From time to time I am asked what the most important component is to achieving financial success. I have given it much thought, and to be honest, there is no one-thing you can do that will lead you to financial success. The road to financial freedom requires a commitment and a well-laid plan. That said, there are some things that I think everyone should know, or at least keep in mind. I call them Ted’s Tips for Financial Success. They are as follows:
Establish Goals, Both Long Term and Short Term and Develop a Plan to Achieve them: It has been said that if you don’t know where you are going you are never lost. The same is true on the path to financial freedom. It is important to take some time to examine what you truly want to accomplish financially, and develop a plan to get you there. Remember, thinking long-term is key in this process.
Establish and Maintain an Emergency Fund: Every now and then something unexpected happens that either causes an added expense in our lives, or a diminished income. It is for that reason that it is imperative that you maintain an emergency fund equal to 3-6 months worth of living expenses in cash should an emergency arise. The purpose of building this fund is to satisfy living needs until your income increases to normal levels. Take for example a disability situation. If your disability income policy has a 60 day elimination period, you will need to use some of the emergency fund to pay your living expenses until you disability policy begins paying out.
Remember the True Measure of Wealth: The truest measure of wealth isn’t measured in your earnings; it’s measured in net worth. Net Worth = Assets – Liabilities. Simply stated, Net Worth = What You Own – What You Owe. It is a measure of financial solvency and the best measure of true wealth. In order to truly build wealth, you need to build your net worth. To do this, it is important to keep you assets high and your debts low. To increase your net worth, keep in mind that it isn’t the amount of money you make that is important, it’s the amount of money you are able to keep that will help. If, for example, you make $300,000 a year, and spend $300,000 a year, you won’t be able to build wealth the same way someone that makes $300,000 a year and spends $250,000 per year and saves/invests the remaining $50,000 will.
Invest According to Your Risk Tolerance: It bears mentioning, especially in these volatile times, that when you invest money for the long term you must it is extremely important to make sure you invest in what is appropriate for you. We are all familiar with the Risk/Reward relationship. It is natural to be a little nervous in down times. However, if you find yourself getting more nervous or upset during periods of poor market performance than normal it may make sense to re-visit your strategy and make sure it is still appropriate. Your plan is flawed if you are losing sleep over investment performance.

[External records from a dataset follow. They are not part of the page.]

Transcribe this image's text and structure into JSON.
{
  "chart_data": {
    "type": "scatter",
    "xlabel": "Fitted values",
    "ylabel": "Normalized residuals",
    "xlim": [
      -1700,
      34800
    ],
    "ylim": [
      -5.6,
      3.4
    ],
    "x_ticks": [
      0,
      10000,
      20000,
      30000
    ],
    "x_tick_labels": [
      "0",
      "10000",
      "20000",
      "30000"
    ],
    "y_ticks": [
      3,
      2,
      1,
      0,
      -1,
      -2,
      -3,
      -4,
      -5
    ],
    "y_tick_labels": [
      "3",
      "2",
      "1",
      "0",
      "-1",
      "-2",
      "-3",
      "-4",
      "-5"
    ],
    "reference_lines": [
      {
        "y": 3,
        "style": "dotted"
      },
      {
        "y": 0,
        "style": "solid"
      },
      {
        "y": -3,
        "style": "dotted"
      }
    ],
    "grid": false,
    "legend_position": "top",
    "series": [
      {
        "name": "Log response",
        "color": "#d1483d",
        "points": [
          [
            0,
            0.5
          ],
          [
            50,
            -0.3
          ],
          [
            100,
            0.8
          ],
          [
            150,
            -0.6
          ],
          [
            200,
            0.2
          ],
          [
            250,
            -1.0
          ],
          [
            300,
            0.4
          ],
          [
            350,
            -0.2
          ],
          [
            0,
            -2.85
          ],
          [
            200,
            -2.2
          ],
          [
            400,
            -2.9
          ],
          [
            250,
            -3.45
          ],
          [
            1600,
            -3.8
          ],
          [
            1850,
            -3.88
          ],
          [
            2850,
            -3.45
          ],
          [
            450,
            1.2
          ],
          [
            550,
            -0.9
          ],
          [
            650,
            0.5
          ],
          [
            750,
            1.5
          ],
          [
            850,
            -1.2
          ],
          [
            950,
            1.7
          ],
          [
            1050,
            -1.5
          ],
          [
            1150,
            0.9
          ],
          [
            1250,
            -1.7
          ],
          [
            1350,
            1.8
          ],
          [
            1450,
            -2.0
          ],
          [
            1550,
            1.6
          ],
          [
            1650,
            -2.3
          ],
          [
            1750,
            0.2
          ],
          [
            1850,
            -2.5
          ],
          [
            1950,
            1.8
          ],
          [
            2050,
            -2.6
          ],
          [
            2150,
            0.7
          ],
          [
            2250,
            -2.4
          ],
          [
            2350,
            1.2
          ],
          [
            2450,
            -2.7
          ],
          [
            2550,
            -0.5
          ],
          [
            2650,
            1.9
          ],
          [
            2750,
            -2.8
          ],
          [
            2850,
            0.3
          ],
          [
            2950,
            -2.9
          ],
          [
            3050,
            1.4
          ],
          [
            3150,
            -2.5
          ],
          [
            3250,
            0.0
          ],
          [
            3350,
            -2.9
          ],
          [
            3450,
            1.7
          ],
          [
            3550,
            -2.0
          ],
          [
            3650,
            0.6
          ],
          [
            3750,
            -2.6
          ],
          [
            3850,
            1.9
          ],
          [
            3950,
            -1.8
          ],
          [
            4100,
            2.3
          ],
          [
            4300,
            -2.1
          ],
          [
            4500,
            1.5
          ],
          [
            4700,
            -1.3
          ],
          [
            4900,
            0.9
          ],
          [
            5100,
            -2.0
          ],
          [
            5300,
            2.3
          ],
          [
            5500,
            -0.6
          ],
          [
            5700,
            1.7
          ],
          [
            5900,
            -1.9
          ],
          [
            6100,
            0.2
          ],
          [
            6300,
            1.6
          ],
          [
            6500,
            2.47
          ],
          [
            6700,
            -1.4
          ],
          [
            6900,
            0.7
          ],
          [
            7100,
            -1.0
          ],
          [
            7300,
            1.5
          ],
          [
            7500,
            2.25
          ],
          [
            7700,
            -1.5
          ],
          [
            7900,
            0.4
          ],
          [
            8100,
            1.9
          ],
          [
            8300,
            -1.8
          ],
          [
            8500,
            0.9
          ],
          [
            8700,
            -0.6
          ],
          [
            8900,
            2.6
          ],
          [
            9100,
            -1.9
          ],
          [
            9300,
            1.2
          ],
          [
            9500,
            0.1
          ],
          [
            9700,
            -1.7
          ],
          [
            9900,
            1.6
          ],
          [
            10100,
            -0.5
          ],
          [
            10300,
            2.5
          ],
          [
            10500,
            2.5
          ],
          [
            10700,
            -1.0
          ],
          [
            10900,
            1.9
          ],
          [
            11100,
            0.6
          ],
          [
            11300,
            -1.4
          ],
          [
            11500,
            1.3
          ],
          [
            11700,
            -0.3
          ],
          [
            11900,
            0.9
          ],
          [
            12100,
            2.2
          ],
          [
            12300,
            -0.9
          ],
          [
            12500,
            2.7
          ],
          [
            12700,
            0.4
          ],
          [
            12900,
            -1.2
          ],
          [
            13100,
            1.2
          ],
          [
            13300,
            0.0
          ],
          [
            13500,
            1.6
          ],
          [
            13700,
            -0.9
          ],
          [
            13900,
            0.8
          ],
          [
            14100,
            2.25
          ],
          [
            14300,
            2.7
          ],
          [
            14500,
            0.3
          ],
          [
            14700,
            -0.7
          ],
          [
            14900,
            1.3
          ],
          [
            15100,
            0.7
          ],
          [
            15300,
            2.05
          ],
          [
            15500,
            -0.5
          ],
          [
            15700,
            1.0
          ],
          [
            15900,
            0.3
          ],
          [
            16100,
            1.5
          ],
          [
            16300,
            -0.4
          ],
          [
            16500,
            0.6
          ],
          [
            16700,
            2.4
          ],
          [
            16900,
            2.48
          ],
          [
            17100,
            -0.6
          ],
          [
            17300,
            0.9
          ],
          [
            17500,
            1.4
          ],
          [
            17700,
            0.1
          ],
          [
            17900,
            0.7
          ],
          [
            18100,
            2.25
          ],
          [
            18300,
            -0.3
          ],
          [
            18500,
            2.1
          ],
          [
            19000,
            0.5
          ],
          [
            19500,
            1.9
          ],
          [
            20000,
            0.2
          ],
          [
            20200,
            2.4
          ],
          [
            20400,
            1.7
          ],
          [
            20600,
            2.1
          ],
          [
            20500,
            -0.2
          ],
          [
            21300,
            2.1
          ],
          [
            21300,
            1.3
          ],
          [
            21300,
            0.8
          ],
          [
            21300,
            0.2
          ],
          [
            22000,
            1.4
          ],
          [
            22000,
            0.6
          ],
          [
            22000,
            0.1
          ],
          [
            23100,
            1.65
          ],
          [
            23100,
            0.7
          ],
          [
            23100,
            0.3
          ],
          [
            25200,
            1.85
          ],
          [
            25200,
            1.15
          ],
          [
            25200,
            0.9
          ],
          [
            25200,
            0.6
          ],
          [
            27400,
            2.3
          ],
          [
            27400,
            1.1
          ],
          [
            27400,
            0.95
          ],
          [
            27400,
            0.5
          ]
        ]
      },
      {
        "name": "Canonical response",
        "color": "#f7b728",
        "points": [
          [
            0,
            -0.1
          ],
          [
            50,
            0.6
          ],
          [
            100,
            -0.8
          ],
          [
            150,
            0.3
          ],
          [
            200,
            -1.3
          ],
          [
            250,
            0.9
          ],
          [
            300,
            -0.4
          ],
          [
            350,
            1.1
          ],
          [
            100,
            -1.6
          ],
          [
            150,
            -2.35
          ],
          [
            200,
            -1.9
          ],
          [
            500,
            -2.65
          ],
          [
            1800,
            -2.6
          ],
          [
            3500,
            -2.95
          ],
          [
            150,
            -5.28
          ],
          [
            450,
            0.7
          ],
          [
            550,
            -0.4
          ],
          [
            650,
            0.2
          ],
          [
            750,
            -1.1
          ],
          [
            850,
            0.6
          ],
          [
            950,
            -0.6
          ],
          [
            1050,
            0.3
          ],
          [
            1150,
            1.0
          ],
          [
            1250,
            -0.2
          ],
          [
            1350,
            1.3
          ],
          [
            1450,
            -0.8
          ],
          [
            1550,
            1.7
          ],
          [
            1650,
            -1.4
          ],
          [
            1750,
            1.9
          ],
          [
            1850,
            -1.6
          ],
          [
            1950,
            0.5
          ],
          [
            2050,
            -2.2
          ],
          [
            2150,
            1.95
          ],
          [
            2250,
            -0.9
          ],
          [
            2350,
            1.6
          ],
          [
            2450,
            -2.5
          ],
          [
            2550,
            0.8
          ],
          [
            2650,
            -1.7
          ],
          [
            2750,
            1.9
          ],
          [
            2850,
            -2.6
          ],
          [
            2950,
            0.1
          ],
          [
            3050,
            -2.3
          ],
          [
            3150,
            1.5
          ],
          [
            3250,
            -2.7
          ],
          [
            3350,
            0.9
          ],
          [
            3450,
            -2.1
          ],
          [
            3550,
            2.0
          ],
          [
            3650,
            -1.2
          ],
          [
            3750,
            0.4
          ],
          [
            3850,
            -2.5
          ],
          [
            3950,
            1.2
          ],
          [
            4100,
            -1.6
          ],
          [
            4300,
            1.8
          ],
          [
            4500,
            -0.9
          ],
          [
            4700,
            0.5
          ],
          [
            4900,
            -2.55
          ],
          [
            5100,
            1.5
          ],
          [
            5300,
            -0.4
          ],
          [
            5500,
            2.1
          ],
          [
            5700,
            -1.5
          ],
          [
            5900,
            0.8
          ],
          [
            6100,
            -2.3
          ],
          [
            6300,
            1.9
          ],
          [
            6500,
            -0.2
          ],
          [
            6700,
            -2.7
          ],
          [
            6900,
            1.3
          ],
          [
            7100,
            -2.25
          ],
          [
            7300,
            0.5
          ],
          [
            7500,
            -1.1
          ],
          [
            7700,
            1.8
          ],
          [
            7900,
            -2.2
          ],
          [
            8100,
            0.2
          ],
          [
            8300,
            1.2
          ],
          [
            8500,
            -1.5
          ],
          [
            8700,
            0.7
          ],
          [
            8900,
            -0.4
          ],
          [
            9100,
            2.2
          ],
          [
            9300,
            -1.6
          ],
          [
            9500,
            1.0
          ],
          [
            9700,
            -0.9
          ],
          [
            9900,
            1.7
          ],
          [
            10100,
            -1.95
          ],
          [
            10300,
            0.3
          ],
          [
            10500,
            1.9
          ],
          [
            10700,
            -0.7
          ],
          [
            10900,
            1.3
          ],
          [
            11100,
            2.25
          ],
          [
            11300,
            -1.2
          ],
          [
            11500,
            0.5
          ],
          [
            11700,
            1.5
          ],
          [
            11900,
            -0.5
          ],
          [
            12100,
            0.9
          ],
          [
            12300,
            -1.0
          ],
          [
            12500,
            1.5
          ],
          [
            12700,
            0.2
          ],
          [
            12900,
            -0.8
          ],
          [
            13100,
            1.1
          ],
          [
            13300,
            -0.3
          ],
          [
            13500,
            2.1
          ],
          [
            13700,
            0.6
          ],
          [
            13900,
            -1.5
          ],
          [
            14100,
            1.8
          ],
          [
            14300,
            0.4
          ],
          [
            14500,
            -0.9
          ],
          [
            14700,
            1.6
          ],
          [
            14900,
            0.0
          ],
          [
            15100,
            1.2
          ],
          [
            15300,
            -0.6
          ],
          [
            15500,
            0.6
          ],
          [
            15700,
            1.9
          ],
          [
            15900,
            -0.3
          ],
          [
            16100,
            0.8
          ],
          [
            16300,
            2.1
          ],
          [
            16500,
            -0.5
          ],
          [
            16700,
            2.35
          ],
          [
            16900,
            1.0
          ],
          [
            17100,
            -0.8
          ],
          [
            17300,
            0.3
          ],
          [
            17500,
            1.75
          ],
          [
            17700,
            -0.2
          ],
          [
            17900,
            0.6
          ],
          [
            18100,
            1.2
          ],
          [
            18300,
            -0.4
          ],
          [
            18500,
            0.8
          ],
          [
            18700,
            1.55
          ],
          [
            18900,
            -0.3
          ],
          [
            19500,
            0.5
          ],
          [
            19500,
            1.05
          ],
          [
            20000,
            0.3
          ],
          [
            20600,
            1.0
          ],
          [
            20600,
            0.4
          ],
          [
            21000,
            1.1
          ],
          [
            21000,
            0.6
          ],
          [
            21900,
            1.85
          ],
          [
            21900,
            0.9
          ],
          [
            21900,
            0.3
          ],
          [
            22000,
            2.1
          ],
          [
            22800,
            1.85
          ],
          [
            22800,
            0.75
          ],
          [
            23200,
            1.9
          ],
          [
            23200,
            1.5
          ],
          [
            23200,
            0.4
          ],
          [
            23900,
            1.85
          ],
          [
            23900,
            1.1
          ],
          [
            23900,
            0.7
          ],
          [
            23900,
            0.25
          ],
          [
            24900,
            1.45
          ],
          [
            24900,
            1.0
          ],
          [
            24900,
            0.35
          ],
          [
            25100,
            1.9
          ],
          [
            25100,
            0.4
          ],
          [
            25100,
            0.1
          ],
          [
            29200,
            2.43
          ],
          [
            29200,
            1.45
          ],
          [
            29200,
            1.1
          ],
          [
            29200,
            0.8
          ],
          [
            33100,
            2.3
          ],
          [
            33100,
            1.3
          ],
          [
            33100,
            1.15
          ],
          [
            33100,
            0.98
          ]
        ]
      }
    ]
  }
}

Make Sure you Have an Estate Plan: Having an estate plan put together will not only provide for the distribution of your property in the event of your death. It will also define who should make medical decisions for you in the event of your incapacity, when extreme measures should be taken to save your life, and, if applicable, who would be guardian of your children in the event of your death. In addition to executing the necessary documents to accomplish the above, you should also communicate with those people that might be involved in your estate plan. Let them know what their role is and share any information they might need such as account and insurance information. Having an estate plan put together allows you to make decisions as opposed to depending on family or court system to decide what is best.
The 5 above suggestions are not the only things that are important to keep in mind on the path to financial freedom. However they are some of the basic fundamentals that are important to keep in mind as you continue the pursuit of your goals and financial freedom.